About The Position

We are seeking a highly skilled, customer-focused Senior Analyst to support our Voluntary Out-of-Network team. This role plays a critical part in resolving complex pricing disputes, supporting cost containment efforts, and strengthening provider relationships. While not a people-management role, the Senior Analyst serves as a key contributor and subject-matter expert, guiding execution and supporting strategic initiatives.
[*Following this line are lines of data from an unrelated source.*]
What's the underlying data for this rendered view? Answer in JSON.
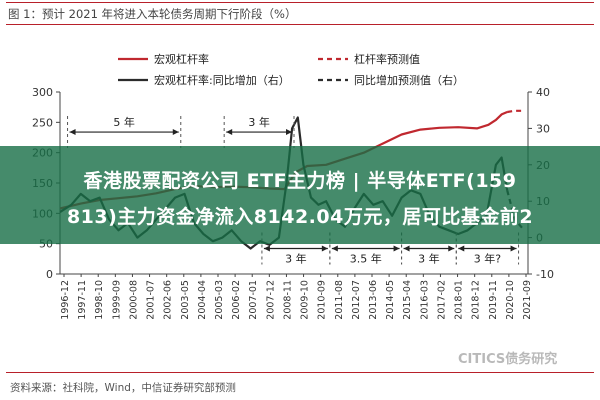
{
  "figure_title": "图 1：预计 2021 年将进入本轮债务周期下行阶段（%）",
  "source": "资料来源：社科院，Wind，中信证券研究部预测",
  "watermark": "CITICS债务研究",
  "banner": {
    "line1": "香港股票配资公司 ETF主力榜 | 半导体ETF(159",
    "line2": "813)主力资金净流入8142.04万元，居可比基金前2"
  },
  "colors": {
    "leverage": "#c0282f",
    "yoy": "#2b2b2b",
    "frame": "#b8202a"
  },
  "chart_data": {
    "type": "line",
    "legend": [
      {
        "label": "宏观杠杆率",
        "style": "solid-red"
      },
      {
        "label": "杠杆率预测值",
        "style": "dashed-red"
      },
      {
        "label": "宏观杠杆率:同比增加（右）",
        "style": "solid-black"
      },
      {
        "label": "同比增加预测值（右）",
        "style": "dashed-black"
      }
    ],
    "x_ticks": [
      "1996-12",
      "1997-11",
      "1998-10",
      "1999-09",
      "2000-08",
      "2001-07",
      "2002-06",
      "2003-05",
      "2004-04",
      "2005-03",
      "2006-02",
      "2007-01",
      "2007-12",
      "2008-11",
      "2009-10",
      "2010-09",
      "2011-08",
      "2012-07",
      "2013-06",
      "2014-05",
      "2015-04",
      "2016-03",
      "2017-02",
      "2018-01",
      "2018-12",
      "2019-11",
      "2020-10",
      "2021-09"
    ],
    "xlim": [
      1996.9,
      2021.7
    ],
    "y_left": {
      "min": 0,
      "max": 300,
      "ticks": [
        0,
        50,
        100,
        150,
        200,
        250,
        300
      ]
    },
    "y_right": {
      "min": -10,
      "max": 40,
      "ticks": [
        -10,
        0,
        10,
        20,
        30,
        40
      ]
    },
    "grid": false,
    "series": [
      {
        "name": "宏观杠杆率",
        "axis": "left",
        "dashed": false,
        "x": [
          1996.9,
          1998,
          1999,
          2000,
          2001,
          2002,
          2003,
          2004,
          2005,
          2006,
          2007,
          2008,
          2008.8,
          2009.4,
          2010,
          2011,
          2012,
          2013,
          2014,
          2015,
          2016,
          2017,
          2018,
          2019,
          2019.6,
          2020,
          2020.3,
          2020.6
        ],
        "y": [
          108,
          116,
          122,
          125,
          128,
          133,
          140,
          145,
          143,
          144,
          143,
          141,
          140,
          168,
          178,
          180,
          190,
          200,
          215,
          230,
          238,
          241,
          242,
          240,
          246,
          254,
          263,
          267
        ]
      },
      {
        "name": "杠杆率预测值",
        "axis": "left",
        "dashed": true,
        "x": [
          2020.6,
          2021,
          2021.5
        ],
        "y": [
          267,
          269,
          269
        ]
      },
      {
        "name": "宏观杠杆率:同比增加（右）",
        "axis": "right",
        "dashed": false,
        "x": [
          1996.9,
          1997.5,
          1998,
          1998.5,
          1999,
          1999.5,
          2000,
          2000.5,
          2001,
          2001.5,
          2002,
          2002.5,
          2003,
          2003.5,
          2004,
          2004.5,
          2005,
          2005.5,
          2006,
          2006.5,
          2007,
          2007.5,
          2008,
          2008.5,
          2008.9,
          2009.2,
          2009.5,
          2009.8,
          2010.2,
          2010.6,
          2011,
          2011.5,
          2012,
          2012.5,
          2013,
          2013.5,
          2014,
          2014.5,
          2015,
          2015.5,
          2016,
          2016.5,
          2017,
          2017.5,
          2018,
          2018.5,
          2019,
          2019.5,
          2020,
          2020.3,
          2020.6
        ],
        "y": [
          7,
          9,
          12,
          10,
          11,
          5,
          2,
          4,
          0,
          2,
          5,
          8,
          11,
          12,
          4,
          1,
          -1,
          0,
          2,
          -1,
          -3,
          -1,
          -2,
          0,
          15,
          30,
          33,
          20,
          11,
          9,
          10,
          5,
          3,
          8,
          12,
          9,
          10,
          6,
          11,
          13,
          12,
          6,
          3,
          2,
          1,
          2,
          4,
          6,
          20,
          22,
          13
        ]
      },
      {
        "name": "同比增加预测值（右）",
        "axis": "right",
        "dashed": true,
        "x": [
          2020.6,
          2021,
          2021.5
        ],
        "y": [
          13,
          5,
          2
        ]
      }
    ],
    "annotations": [
      {
        "text": "5 年",
        "x1": 1997.3,
        "x2": 2003.3,
        "y_right": 29,
        "row": "top"
      },
      {
        "text": "3 年",
        "x1": 2005.6,
        "x2": 2009.3,
        "y_right": 29,
        "row": "top"
      },
      {
        "text": "3 年",
        "x1": 2007.6,
        "x2": 2011.2,
        "y_right": -3,
        "row": "bottom"
      },
      {
        "text": "3.5 年",
        "x1": 2011.2,
        "x2": 2015.0,
        "y_right": -3,
        "row": "bottom"
      },
      {
        "text": "3 年",
        "x1": 2015.0,
        "x2": 2017.9,
        "y_right": -3,
        "row": "bottom"
      },
      {
        "text": "3 年?",
        "x1": 2017.9,
        "x2": 2021.2,
        "y_right": -3,
        "row": "bottom"
      }
    ]
  }
}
This position is ideal for someone with strong analytical capabilities, a passion for customer service, and the ability to work independently while collaborating effectively across teams.

Requirements

  • Minimum of 3 years of experience in claims, call center operations, healthcare analytics, or provider contracting.
  • Strong written and verbal communication skills.
  • Advanced proficiency in Microsoft Excel and other data analysis tools.
  • Ability to work independently while managing multiple priorities effectively.
  • Customer-focused mindset with a strong commitment to quality and timeliness.
  • Strong analytical, critical-thinking, and problem-solving skills.
  • Ability to influence peers and support operational change initiatives.
  • If you will be working at home occasionally or permanently, the internet connection must be obtained through a cable broadband or fiber optic internet service provider with speeds of at least 10Mbps download/5Mbps upload.

Nice To Haves

  • Bachelor’s degree preferred but not required; equivalent experience in healthcare operations, claims, provider contracting, or analytics will be considered.

Responsibilities

  • Lead the execution of pricing dispute resolution activities within Voluntary Out-of-Network cost containment programs.
  • Conduct thorough investigations of pricing disputes to determine appropriate next steps, involved vendors, and resolution pathways.
  • Ensure timely follow-up and resolution in alignment with established turnaround time standards.
  • Maintain accurate, detailed documentation and tracking of all dispute cases.
  • Support external claims pricing dispute resolution by working directly with vendors, providers, and internal stakeholders to ensure accurate pricing methodologies are applied and disputes are resolved efficiently.
  • Serve as a knowledgeable point of contact for internal stakeholders, vendors, and providers.
  • Provide guidance and feedback to Claims and Call Center teams related to dispute resolution processes.
  • Demonstrate professionalism and a strong commitment to customer satisfaction in all interactions.
  • Compile and analyze data to identify trends, gaps, and opportunities for improvement.
  • Support the development of reports and tools used to monitor program performance.
  • Contribute to process improvement initiatives and support operational change efforts.

Benefits

  • Starting on day one of your employment, you’ll be offered several health-related benefits including medical, vision, dental, and well-being and behavioral health programs.
  • We also offer 401(k), company paid life insurance, tuition reimbursement, a minimum of 18 days of paid time off per year and paid holidays.